Tuesday, January 24, 2023

COVID, Imprinting and New Variants

The current logic from DC is that we must make COVID vaccines an annual affair. My thoughts originally was that this may be a good idea. The along comes immune imprinting. In Nature they note:

Imprinting equips the immune system with a memory of an invader that helps it prepare to do battle again. The key players are memory B cells, which are generated in lymph nodes during the body’s first exposure to a virus. These cells then keep watch in the bloodstream for the same foe, ready to develop into plasma cells that then churn out antibodies. The snag comes when the immune system encounters a similar, but not identical, strain of a virus. In this case, rather than generate new, or ‘naive’, B cells to produce tailored antibodies, the memory-B-cell response kicks in.
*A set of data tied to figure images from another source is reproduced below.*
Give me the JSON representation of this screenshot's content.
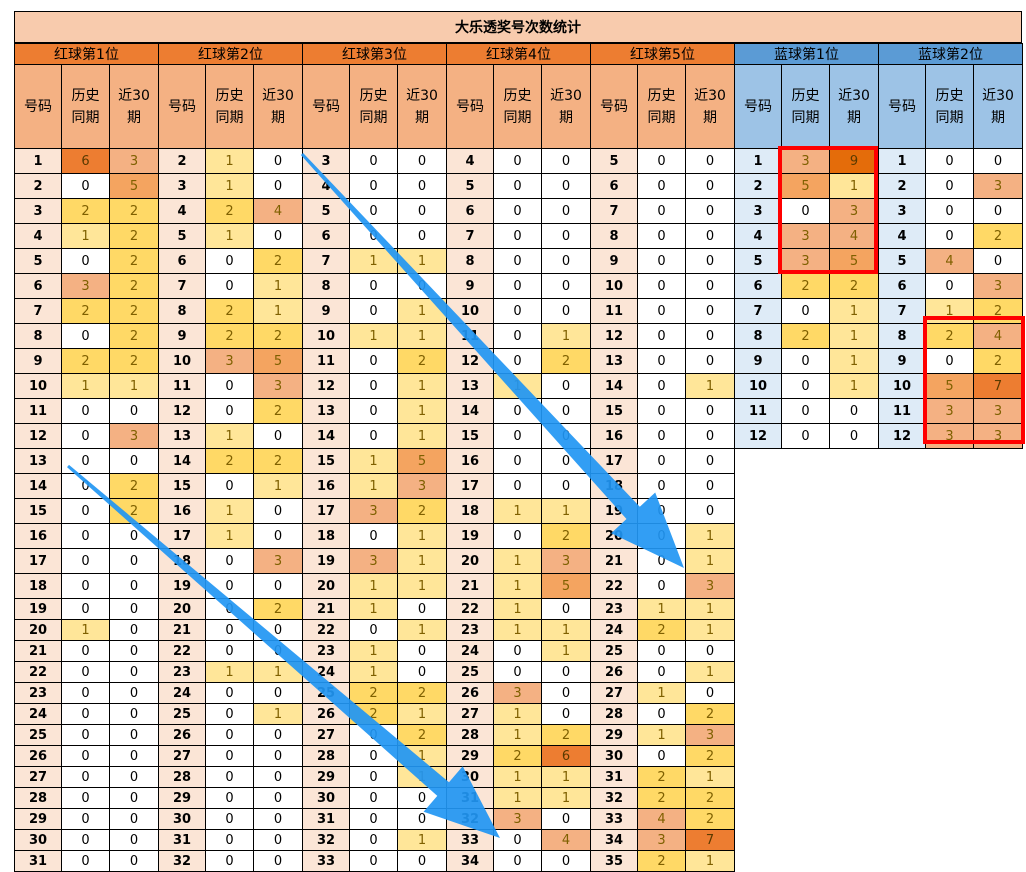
{
  "title": "大乐透奖号次数统计",
  "header": {
    "col_labels": [
      "号码",
      "历史\n同期",
      "近30\n期"
    ]
  },
  "groups": [
    {
      "name": "红球第1位",
      "color": "red",
      "rows": [
        [
          1,
          6,
          3
        ],
        [
          2,
          0,
          5
        ],
        [
          3,
          2,
          2
        ],
        [
          4,
          1,
          2
        ],
        [
          5,
          0,
          2
        ],
        [
          6,
          3,
          2
        ],
        [
          7,
          2,
          2
        ],
        [
          8,
          0,
          2
        ],
        [
          9,
          2,
          2
        ],
        [
          10,
          1,
          1
        ],
        [
          11,
          0,
          0
        ],
        [
          12,
          0,
          3
        ],
        [
          13,
          0,
          0
        ],
        [
          14,
          0,
          2
        ],
        [
          15,
          0,
          2
        ],
        [
          16,
          0,
          0
        ],
        [
          17,
          0,
          0
        ],
        [
          18,
          0,
          0
        ],
        [
          19,
          0,
          0
        ],
        [
          20,
          1,
          0
        ],
        [
          21,
          0,
          0
        ],
        [
          22,
          0,
          0
        ],
        [
          23,
          0,
          0
        ],
        [
          24,
          0,
          0
        ],
        [
          25,
          0,
          0
        ],
        [
          26,
          0,
          0
        ],
        [
          27,
          0,
          0
        ],
        [
          28,
          0,
          0
        ],
        [
          29,
          0,
          0
        ],
        [
          30,
          0,
          0
        ],
        [
          31,
          0,
          0
        ]
      ]
    },
    {
      "name": "红球第2位",
      "color": "red",
      "rows": [
        [
          2,
          1,
          0
        ],
        [
          3,
          1,
          0
        ],
        [
          4,
          2,
          4
        ],
        [
          5,
          1,
          0
        ],
        [
          6,
          0,
          2
        ],
        [
          7,
          0,
          1
        ],
        [
          8,
          2,
          1
        ],
        [
          9,
          2,
          2
        ],
        [
          10,
          3,
          5
        ],
        [
          11,
          0,
          3
        ],
        [
          12,
          0,
          2
        ],
        [
          13,
          1,
          0
        ],
        [
          14,
          2,
          2
        ],
        [
          15,
          0,
          1
        ],
        [
          16,
          1,
          0
        ],
        [
          17,
          1,
          0
        ],
        [
          18,
          0,
          3
        ],
        [
          19,
          0,
          0
        ],
        [
          20,
          0,
          2
        ],
        [
          21,
          0,
          0
        ],
        [
          22,
          0,
          0
        ],
        [
          23,
          1,
          1
        ],
        [
          24,
          0,
          0
        ],
        [
          25,
          0,
          1
        ],
        [
          26,
          0,
          0
        ],
        [
          27,
          0,
          0
        ],
        [
          28,
          0,
          0
        ],
        [
          29,
          0,
          0
        ],
        [
          30,
          0,
          0
        ],
        [
          31,
          0,
          0
        ],
        [
          32,
          0,
          0
        ]
      ]
    },
    {
      "name": "红球第3位",
      "color": "red",
      "rows": [
        [
          3,
          0,
          0
        ],
        [
          4,
          0,
          0
        ],
        [
          5,
          0,
          0
        ],
        [
          6,
          0,
          0
        ],
        [
          7,
          1,
          1
        ],
        [
          8,
          0,
          0
        ],
        [
          9,
          0,
          1
        ],
        [
          10,
          1,
          1
        ],
        [
          11,
          0,
          2
        ],
        [
          12,
          0,
          1
        ],
        [
          13,
          0,
          1
        ],
        [
          14,
          0,
          1
        ],
        [
          15,
          1,
          5
        ],
        [
          16,
          1,
          3
        ],
        [
          17,
          3,
          2
        ],
        [
          18,
          0,
          1
        ],
        [
          19,
          3,
          1
        ],
        [
          20,
          1,
          1
        ],
        [
          21,
          1,
          0
        ],
        [
          22,
          0,
          1
        ],
        [
          23,
          1,
          0
        ],
        [
          24,
          1,
          0
        ],
        [
          25,
          2,
          2
        ],
        [
          26,
          2,
          1
        ],
        [
          27,
          0,
          2
        ],
        [
          28,
          0,
          1
        ],
        [
          29,
          0,
          1
        ],
        [
          30,
          0,
          0
        ],
        [
          31,
          0,
          0
        ],
        [
          32,
          0,
          1
        ],
        [
          33,
          0,
          0
        ]
      ]
    },
    {
      "name": "红球第4位",
      "color": "red",
      "rows": [
        [
          4,
          0,
          0
        ],
        [
          5,
          0,
          0
        ],
        [
          6,
          0,
          0
        ],
        [
          7,
          0,
          0
        ],
        [
          8,
          0,
          0
        ],
        [
          9,
          0,
          0
        ],
        [
          10,
          0,
          0
        ],
        [
          11,
          0,
          1
        ],
        [
          12,
          0,
          2
        ],
        [
          13,
          1,
          0
        ],
        [
          14,
          0,
          0
        ],
        [
          15,
          0,
          0
        ],
        [
          16,
          0,
          0
        ],
        [
          17,
          0,
          0
        ],
        [
          18,
          1,
          1
        ],
        [
          19,
          0,
          2
        ],
        [
          20,
          1,
          3
        ],
        [
          21,
          1,
          5
        ],
        [
          22,
          1,
          0
        ],
        [
          23,
          1,
          1
        ],
        [
          24,
          0,
          1
        ],
        [
          25,
          0,
          0
        ],
        [
          26,
          3,
          0
        ],
        [
          27,
          1,
          0
        ],
        [
          28,
          1,
          2
        ],
        [
          29,
          2,
          6
        ],
        [
          30,
          1,
          1
        ],
        [
          31,
          1,
          1
        ],
        [
          32,
          3,
          0
        ],
        [
          33,
          0,
          4
        ],
        [
          34,
          0,
          0
        ]
      ]
    },
    {
      "name": "红球第5位",
      "color": "red",
      "rows": [
        [
          5,
          0,
          0
        ],
        [
          6,
          0,
          0
        ],
        [
          7,
          0,
          0
        ],
        [
          8,
          0,
          0
        ],
        [
          9,
          0,
          0
        ],
        [
          10,
          0,
          0
        ],
        [
          11,
          0,
          0
        ],
        [
          12,
          0,
          0
        ],
        [
          13,
          0,
          0
        ],
        [
          14,
          0,
          1
        ],
        [
          15,
          0,
          0
        ],
        [
          16,
          0,
          0
        ],
        [
          17,
          0,
          0
        ],
        [
          18,
          0,
          0
        ],
        [
          19,
          0,
          0
        ],
        [
          20,
          0,
          1
        ],
        [
          21,
          0,
          1
        ],
        [
          22,
          0,
          3
        ],
        [
          23,
          1,
          1
        ],
        [
          24,
          2,
          1
        ],
        [
          25,
          0,
          0
        ],
        [
          26,
          0,
          1
        ],
        [
          27,
          1,
          0
        ],
        [
          28,
          0,
          2
        ],
        [
          29,
          1,
          3
        ],
        [
          30,
          0,
          2
        ],
        [
          31,
          2,
          1
        ],
        [
          32,
          2,
          2
        ],
        [
          33,
          4,
          2
        ],
        [
          34,
          3,
          7
        ],
        [
          35,
          2,
          1
        ]
      ]
    },
    {
      "name": "蓝球第1位",
      "color": "blue",
      "rows": [
        [
          1,
          3,
          9
        ],
        [
          2,
          5,
          1
        ],
        [
          3,
          0,
          3
        ],
        [
          4,
          3,
          4
        ],
        [
          5,
          3,
          5
        ],
        [
          6,
          2,
          2
        ],
        [
          7,
          0,
          1
        ],
        [
          8,
          2,
          1
        ],
        [
          9,
          0,
          1
        ],
        [
          10,
          0,
          1
        ],
        [
          11,
          0,
          0
        ],
        [
          12,
          0,
          0
        ]
      ]
    },
    {
      "name": "蓝球第2位",
      "color": "blue",
      "rows": [
        [
          1,
          0,
          0
        ],
        [
          2,
          0,
          3
        ],
        [
          3,
          0,
          0
        ],
        [
          4,
          0,
          2
        ],
        [
          5,
          4,
          0
        ],
        [
          6,
          0,
          3
        ],
        [
          7,
          1,
          2
        ],
        [
          8,
          2,
          4
        ],
        [
          9,
          0,
          2
        ],
        [
          10,
          5,
          7
        ],
        [
          11,
          3,
          3
        ],
        [
          12,
          3,
          3
        ]
      ]
    }
  ],
  "highlights": [
    "blue1-rows1to5-history-recent",
    "blue2-rows8to12-history-recent"
  ],
  "arrows": [
    "arrow-from-red3-to-red5",
    "arrow-from-red1-to-red4"
  ],
  "colors": {
    "title_bg": "#f8cbad",
    "red_group_bg": "#ed7d31",
    "blue_group_bg": "#5b9bd5",
    "highlight_border": "#ff0000",
    "arrow_color": "#2196f3"
  }
}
This often leads to the production of antibodies that bind to features found in both the old and new strains, known as cross-reactive antibodies. They might offer some protection but are not a perfect fit to the new strain. Imprinting was first observed in 1947 by Jonas Salk and Thomas Francis, the developers of the first flu vaccine, together with another scientist, Joseph Quilligan1. They found that people who had previously had flu, and were then vaccinated against the current circulating strain, produced antibodies against the first strain they had encountered. Francis gave the phenomenon the tongue-in-cheek name ‘original antigenic sin’, although today most researchers prefer to call it imprinting.
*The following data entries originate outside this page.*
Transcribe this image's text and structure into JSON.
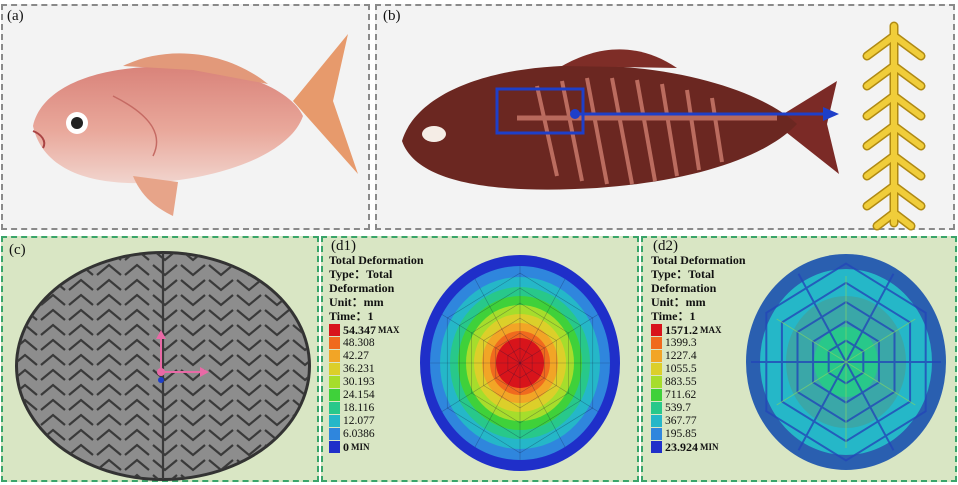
{
  "panels": {
    "a": {
      "label": "(a)"
    },
    "b": {
      "label": "(b)"
    },
    "c": {
      "label": "(c)"
    },
    "d1": {
      "label": "(d1)",
      "title": "Total Deformation",
      "type_line1": "Type：Total",
      "type_line2": "Deformation",
      "unit": "Unit：mm",
      "time": "Time：1",
      "max_tag": "MAX",
      "min_tag": "MIN",
      "levels": [
        "54.347",
        "48.308",
        "42.27",
        "36.231",
        "30.193",
        "24.154",
        "18.116",
        "12.077",
        "6.0386",
        "0"
      ]
    },
    "d2": {
      "label": "(d2)",
      "title": "Total Deformation",
      "type_line1": "Type：Total",
      "type_line2": "Deformation",
      "unit": "Unit：mm",
      "time": "Time：1",
      "max_tag": "MAX",
      "min_tag": "MIN",
      "levels": [
        "1571.2",
        "1399.3",
        "1227.4",
        "1055.5",
        "883.55",
        "711.62",
        "539.7",
        "367.77",
        "195.85",
        "23.924"
      ]
    }
  },
  "colors": {
    "scale": [
      "#d8141b",
      "#f06a1e",
      "#f2a526",
      "#dccf2a",
      "#a6dd2c",
      "#3fd13a",
      "#28c88a",
      "#25b7c8",
      "#2f86dd",
      "#1f2fc9"
    ],
    "panel_bg_d": "#d9e6c4",
    "spine": "#e8c12c",
    "arrow": "#1e3fc9"
  },
  "icons": {
    "fish_photo": "fish-icon",
    "xray_fish": "xray-fish-icon",
    "spine": "fishbone-icon",
    "pattern": "chevron-pattern-icon",
    "axes": "coordinate-axes-icon"
  }
}
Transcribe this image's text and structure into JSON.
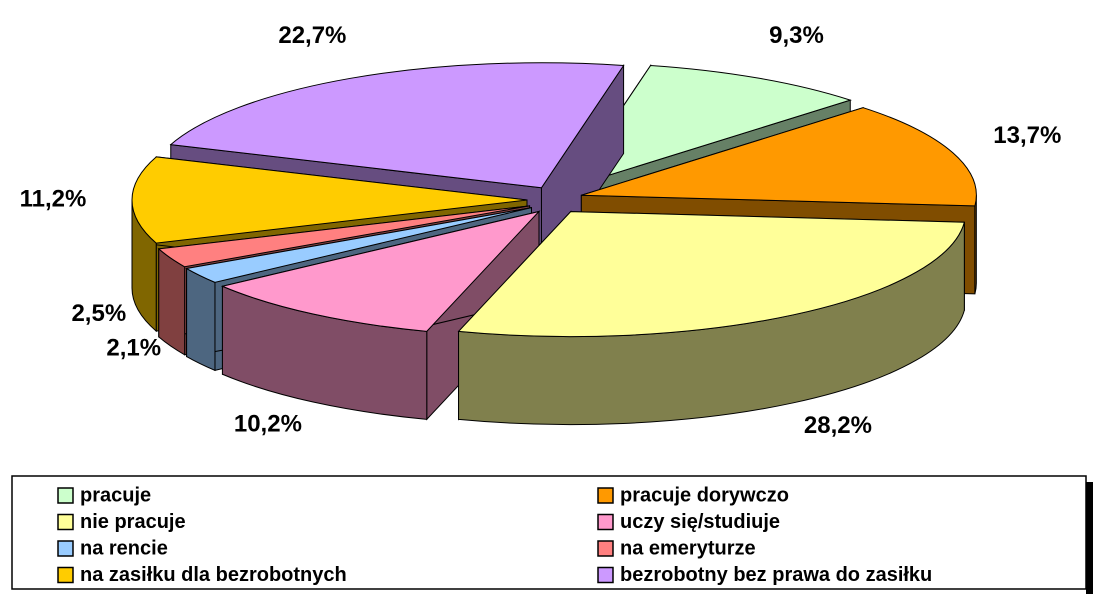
{
  "chart_data": {
    "type": "pie3d",
    "categories": [
      "pracuje",
      "pracuje dorywczo",
      "nie pracuje",
      "uczy się/studiuje",
      "na rencie",
      "na emeryturze",
      "na zasiłku dla bezrobotnych",
      "bezrobotny bez prawa do zasiłku"
    ],
    "values": [
      9.3,
      13.7,
      28.2,
      10.2,
      2.1,
      2.5,
      11.2,
      22.7
    ],
    "value_labels": [
      "9,3%",
      "13,7%",
      "28,2%",
      "10,2%",
      "2,1%",
      "2,5%",
      "11,2%",
      "22,7%"
    ],
    "colors": [
      "#ccffcc",
      "#ff9900",
      "#ffff99",
      "#ff99cc",
      "#99ccff",
      "#ff8080",
      "#ffcc00",
      "#cc99ff"
    ],
    "legend": "bottom"
  }
}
Namely there seems to be a law of diminishing returns.  So how to get around this? They continue:

So what does this mean for our current vaccines? Boyton says that they are “brilliant” in their ability to protect against serious illness. But, she says, now that most people are protected, scientists should focus on finding vaccines that can overcome imprinting, to halt the spread of the virus, not just the severity of disease. “Now we’re in a slightly different place, we’ve got to think slightly differently.” Seder agrees that vaccines will need to change if they are to limit infection and transmission, rather than just prevent  atalities. He says that one approach would be to use live vaccines, which would persist in the body for 5–10 days and might produce a more effective response. But live vaccines pose greater risks, particularly for vulnerable people, owing to the dangers of even a weakened virus multiplying.  
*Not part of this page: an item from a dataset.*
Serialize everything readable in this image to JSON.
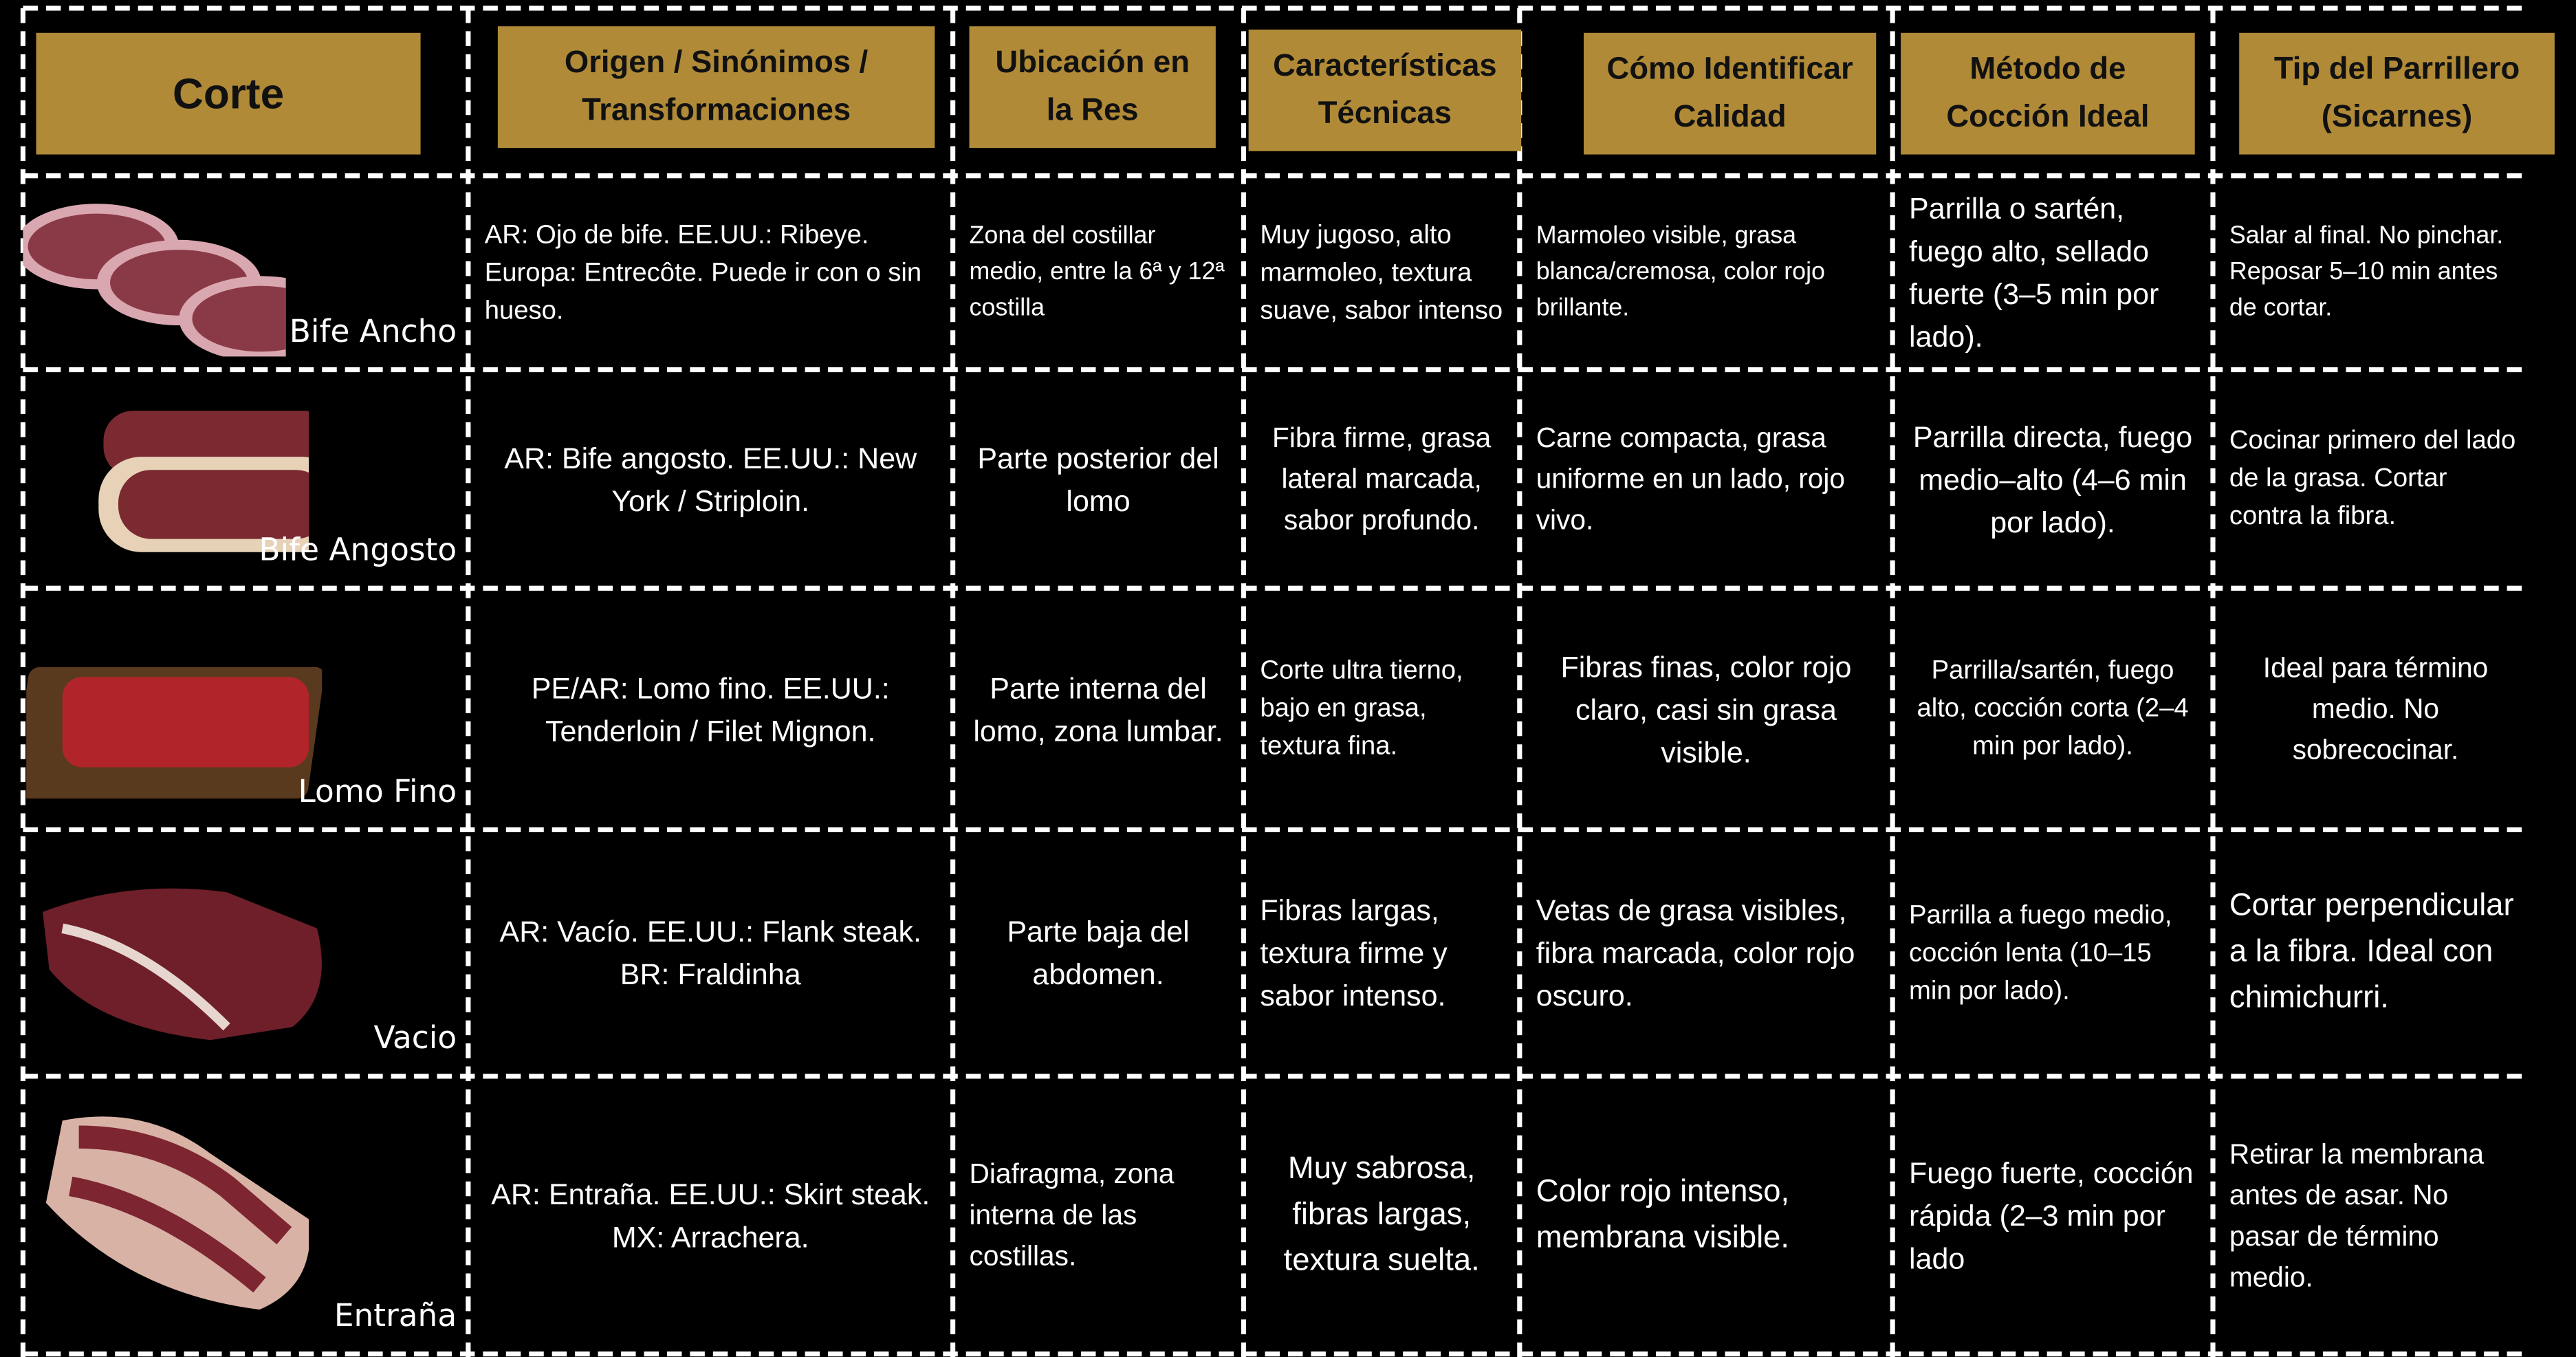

Live vaccines do offer an option, namely they give the immune system multiple antigen targets to go after. Each new variant may have multiple new antigen targets and this may enhance the response. The problem with live vaccines however is production, lots of eggs. Yet we do this with flu vaccines now. 

Will our brilliant Government clones ever address this option? Doubtful. It is really nothing new but it seems politics prevent the poisoning of the public.